The Effect of Dimethyl Sulfoxide on Supercoiled DNA Relaxation Catalyzed by Type I Topoisomerases

1Key Laboratory of Forest Genetics and Biotechnology, Nanjing Forestry University, 159 Longpan Road, Nanjing 210037, China
2Division of Chemistry and Biological Chemistry, Nanyang Technological University, 21 Nanyang Link, Singapore 637371
3Collaborative Innovation Center of Sustainable Forestry in Southern China of Jiangsu Province, 159 Longpan Road, Nanjing 210037, China

Received 25 August 2015; Revised 26 October 2015; Accepted 1 November 2015

Academic Editor: Sudhir Sopory

Copyright © 2015 Bei Lv et al. This is an open access article distributed under the Creative Commons Attribution License, which permits unrestricted use, distribution, and reproduction in any medium, provided the original work is properly cited.

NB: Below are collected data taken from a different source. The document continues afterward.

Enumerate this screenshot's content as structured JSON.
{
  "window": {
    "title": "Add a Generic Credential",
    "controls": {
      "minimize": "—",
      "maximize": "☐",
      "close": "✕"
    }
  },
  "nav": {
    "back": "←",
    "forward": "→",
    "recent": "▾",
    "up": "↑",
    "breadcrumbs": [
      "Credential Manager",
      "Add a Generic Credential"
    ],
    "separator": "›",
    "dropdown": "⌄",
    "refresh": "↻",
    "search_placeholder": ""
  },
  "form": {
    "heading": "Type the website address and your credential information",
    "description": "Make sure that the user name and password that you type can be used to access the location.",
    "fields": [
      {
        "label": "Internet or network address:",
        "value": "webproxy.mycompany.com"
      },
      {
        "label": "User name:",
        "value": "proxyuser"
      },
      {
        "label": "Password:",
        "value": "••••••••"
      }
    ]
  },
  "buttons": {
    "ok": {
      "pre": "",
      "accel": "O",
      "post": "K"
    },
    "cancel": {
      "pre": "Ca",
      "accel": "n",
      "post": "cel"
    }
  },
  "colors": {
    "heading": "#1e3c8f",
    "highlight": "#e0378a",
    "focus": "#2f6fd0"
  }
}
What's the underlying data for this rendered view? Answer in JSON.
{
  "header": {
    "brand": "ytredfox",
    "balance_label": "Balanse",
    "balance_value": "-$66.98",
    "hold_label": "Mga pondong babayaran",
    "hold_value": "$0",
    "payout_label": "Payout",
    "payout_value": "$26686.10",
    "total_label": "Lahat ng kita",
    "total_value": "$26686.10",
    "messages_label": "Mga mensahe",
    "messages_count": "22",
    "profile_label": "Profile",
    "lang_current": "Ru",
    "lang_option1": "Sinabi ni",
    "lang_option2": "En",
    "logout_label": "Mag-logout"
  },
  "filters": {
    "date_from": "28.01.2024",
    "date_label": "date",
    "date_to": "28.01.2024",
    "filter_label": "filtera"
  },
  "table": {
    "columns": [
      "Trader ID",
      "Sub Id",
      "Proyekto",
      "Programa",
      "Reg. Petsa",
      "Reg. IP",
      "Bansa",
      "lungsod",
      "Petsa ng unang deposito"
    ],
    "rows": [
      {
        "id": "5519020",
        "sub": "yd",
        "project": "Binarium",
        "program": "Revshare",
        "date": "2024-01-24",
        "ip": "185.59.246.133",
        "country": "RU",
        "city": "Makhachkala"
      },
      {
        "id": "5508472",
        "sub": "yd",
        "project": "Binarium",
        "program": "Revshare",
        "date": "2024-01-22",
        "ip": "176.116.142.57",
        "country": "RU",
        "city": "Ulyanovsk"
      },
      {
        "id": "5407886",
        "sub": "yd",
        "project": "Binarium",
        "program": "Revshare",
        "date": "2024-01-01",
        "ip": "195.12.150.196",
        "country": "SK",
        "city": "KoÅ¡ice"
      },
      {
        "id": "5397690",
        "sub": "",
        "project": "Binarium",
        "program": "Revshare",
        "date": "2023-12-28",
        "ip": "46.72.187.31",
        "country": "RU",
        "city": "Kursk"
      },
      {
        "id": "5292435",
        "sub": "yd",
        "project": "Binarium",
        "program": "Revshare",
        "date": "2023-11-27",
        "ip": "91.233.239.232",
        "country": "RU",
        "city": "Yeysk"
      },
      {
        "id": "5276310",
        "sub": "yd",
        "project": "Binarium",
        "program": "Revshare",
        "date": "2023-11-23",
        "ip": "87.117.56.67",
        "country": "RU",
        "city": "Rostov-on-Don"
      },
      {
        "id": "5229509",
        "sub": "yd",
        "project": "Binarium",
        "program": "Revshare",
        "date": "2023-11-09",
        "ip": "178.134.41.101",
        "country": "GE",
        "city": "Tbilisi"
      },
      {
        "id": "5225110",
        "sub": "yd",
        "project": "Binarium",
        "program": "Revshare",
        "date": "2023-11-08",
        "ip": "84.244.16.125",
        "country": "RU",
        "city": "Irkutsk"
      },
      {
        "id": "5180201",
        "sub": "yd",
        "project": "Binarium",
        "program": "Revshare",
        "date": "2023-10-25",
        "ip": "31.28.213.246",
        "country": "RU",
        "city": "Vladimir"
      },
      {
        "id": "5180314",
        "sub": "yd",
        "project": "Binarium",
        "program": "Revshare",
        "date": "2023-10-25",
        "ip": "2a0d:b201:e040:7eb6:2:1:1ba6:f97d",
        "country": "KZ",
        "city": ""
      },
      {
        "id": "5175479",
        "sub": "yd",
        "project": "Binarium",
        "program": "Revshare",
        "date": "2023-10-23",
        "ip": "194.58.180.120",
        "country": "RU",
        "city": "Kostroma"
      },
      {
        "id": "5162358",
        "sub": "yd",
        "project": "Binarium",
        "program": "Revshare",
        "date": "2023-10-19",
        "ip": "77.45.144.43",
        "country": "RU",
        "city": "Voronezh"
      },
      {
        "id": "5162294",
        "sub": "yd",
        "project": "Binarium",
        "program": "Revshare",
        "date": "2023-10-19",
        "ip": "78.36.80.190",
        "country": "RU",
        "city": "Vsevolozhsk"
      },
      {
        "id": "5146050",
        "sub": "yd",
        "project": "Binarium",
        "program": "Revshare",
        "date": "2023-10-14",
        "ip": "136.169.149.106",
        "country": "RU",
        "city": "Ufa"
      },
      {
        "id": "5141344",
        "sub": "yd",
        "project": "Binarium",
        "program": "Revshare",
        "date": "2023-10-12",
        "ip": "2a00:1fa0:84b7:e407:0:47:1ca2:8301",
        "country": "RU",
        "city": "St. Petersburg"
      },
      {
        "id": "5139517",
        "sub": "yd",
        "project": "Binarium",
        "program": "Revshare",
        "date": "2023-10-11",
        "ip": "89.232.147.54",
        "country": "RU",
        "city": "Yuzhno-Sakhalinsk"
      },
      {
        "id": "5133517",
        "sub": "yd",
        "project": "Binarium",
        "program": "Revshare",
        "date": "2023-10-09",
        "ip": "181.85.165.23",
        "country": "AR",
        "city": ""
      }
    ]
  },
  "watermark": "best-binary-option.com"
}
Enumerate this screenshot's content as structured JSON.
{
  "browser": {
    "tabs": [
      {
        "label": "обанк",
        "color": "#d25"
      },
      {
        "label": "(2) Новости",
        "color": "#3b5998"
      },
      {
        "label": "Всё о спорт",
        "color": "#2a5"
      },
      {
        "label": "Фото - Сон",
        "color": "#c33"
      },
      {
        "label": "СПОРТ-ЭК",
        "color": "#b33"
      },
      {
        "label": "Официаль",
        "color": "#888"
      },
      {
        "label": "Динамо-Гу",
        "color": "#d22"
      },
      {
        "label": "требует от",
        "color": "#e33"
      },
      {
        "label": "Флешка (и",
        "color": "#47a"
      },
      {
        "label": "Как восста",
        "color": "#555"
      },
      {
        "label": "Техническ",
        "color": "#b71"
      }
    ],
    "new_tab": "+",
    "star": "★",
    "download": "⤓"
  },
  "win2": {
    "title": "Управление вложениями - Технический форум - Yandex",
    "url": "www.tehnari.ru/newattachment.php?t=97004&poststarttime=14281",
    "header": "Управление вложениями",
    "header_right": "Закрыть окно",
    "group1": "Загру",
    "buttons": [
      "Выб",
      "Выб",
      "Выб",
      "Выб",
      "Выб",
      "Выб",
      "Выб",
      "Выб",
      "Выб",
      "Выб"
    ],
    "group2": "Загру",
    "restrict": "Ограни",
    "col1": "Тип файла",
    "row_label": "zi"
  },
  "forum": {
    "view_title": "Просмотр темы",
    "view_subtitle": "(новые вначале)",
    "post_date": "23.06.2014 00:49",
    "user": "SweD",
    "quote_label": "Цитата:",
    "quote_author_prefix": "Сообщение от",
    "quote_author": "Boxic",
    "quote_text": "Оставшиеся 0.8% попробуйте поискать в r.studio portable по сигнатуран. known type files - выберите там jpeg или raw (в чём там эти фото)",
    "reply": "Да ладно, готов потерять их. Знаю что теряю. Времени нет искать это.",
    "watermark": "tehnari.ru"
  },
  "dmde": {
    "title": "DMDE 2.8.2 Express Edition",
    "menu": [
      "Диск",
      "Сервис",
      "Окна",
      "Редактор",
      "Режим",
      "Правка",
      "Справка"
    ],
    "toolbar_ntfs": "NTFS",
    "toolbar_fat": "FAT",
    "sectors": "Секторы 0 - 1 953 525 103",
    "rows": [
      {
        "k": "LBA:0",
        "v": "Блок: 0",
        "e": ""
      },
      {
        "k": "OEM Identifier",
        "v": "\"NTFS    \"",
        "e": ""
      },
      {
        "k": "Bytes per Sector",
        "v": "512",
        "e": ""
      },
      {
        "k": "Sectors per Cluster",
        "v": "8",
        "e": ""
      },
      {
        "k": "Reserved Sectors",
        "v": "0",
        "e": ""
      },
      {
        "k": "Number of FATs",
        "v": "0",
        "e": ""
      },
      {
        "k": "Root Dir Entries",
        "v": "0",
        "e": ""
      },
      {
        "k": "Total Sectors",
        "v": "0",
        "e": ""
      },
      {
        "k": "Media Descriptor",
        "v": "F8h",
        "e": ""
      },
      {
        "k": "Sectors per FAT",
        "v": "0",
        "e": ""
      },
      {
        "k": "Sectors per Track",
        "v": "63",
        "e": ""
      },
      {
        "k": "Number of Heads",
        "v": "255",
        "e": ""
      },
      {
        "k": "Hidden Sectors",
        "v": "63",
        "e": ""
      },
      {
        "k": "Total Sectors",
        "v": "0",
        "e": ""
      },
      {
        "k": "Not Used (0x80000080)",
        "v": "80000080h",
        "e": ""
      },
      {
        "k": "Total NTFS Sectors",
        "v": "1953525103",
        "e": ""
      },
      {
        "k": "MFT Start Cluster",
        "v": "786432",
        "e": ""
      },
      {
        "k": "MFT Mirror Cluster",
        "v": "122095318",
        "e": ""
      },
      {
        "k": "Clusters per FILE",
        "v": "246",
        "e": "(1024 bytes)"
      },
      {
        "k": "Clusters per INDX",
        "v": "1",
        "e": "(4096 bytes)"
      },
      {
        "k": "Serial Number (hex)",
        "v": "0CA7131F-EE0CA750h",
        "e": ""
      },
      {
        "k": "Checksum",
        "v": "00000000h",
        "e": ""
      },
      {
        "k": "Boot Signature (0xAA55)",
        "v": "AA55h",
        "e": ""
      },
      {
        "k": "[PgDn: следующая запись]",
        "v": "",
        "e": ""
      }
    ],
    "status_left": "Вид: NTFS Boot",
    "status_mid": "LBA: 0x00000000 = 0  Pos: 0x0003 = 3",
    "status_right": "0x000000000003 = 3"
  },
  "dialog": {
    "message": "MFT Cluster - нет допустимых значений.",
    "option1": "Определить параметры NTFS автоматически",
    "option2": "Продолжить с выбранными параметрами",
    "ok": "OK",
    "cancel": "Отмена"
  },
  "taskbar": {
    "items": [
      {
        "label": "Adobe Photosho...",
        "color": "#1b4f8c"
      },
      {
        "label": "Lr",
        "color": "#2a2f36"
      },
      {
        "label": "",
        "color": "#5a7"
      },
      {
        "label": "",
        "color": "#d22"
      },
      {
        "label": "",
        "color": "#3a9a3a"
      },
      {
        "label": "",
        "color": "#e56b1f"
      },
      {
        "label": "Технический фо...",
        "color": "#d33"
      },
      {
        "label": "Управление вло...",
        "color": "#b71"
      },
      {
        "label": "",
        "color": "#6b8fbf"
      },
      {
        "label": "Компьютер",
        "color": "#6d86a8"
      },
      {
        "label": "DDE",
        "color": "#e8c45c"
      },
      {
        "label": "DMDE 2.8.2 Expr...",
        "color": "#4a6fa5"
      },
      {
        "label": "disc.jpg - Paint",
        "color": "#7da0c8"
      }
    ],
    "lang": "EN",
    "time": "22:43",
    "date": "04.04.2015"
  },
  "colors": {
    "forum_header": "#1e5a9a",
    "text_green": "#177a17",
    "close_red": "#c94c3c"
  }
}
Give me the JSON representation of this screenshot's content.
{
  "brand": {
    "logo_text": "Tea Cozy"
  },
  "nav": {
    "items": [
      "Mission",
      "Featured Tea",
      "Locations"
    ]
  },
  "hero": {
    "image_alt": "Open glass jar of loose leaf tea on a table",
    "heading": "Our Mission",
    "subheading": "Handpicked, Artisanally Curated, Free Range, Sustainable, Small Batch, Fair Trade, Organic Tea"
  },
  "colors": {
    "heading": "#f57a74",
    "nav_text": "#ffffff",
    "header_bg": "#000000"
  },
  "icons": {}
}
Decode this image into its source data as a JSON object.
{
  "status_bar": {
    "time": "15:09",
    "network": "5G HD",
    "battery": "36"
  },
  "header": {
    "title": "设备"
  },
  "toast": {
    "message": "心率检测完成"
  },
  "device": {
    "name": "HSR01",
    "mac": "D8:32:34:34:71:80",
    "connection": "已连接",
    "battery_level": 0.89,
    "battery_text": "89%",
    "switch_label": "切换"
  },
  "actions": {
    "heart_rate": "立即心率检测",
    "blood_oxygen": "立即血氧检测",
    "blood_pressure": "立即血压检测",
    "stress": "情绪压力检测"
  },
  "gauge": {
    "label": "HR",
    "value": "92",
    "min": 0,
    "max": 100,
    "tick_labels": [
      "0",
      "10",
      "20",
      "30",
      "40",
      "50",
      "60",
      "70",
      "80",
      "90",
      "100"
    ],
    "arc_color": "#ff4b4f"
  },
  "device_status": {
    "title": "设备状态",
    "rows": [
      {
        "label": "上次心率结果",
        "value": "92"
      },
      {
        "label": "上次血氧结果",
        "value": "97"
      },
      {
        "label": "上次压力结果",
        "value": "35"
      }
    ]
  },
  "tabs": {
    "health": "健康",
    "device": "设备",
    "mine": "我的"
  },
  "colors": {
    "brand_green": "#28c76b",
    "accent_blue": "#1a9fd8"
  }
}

The effects of dimethyl sulfoxide (DMSO) on supercoiled plasmid DNA relaxation catalyzed by two typical type I topoisomerases were investigated in our studies. It is shown that DMSO in a low concentration (less than 20%, v/v) can induce a dose-related enhancement of the relaxation efficiency of Escherichia coli topoisomerase I (type IA). Conversely, obvious inhibitory effect on the activity of calf thymus topoisomerase I (type IB) was observed when the same concentration of DMSO is used. In addition, our studies demonstrate that 20% DMSO has an ability to reduce the inhibitory effect on EcTopo I, which was induced by double-stranded oligodeoxyribonucleotides while the same effect cannot be found in the case of CtTopo I. Moreover, our AFM examinations suggested that DMSO can change the conformation of negatively supercoiled plasmid by creating some locally loose regions in DNA molecules. Combining all the lines of evidence, we proposed that DMSO enhanced EcTopo I relaxation activity by (1) increasing the single-stranded DNA regions for the activities of EcTopo I in the early and middle stages of the reaction and (2) preventing the formation of double-stranded DNA-enzyme complex in the later stage, which can elevate the effective concentration of the topoisomerase in the reaction solution.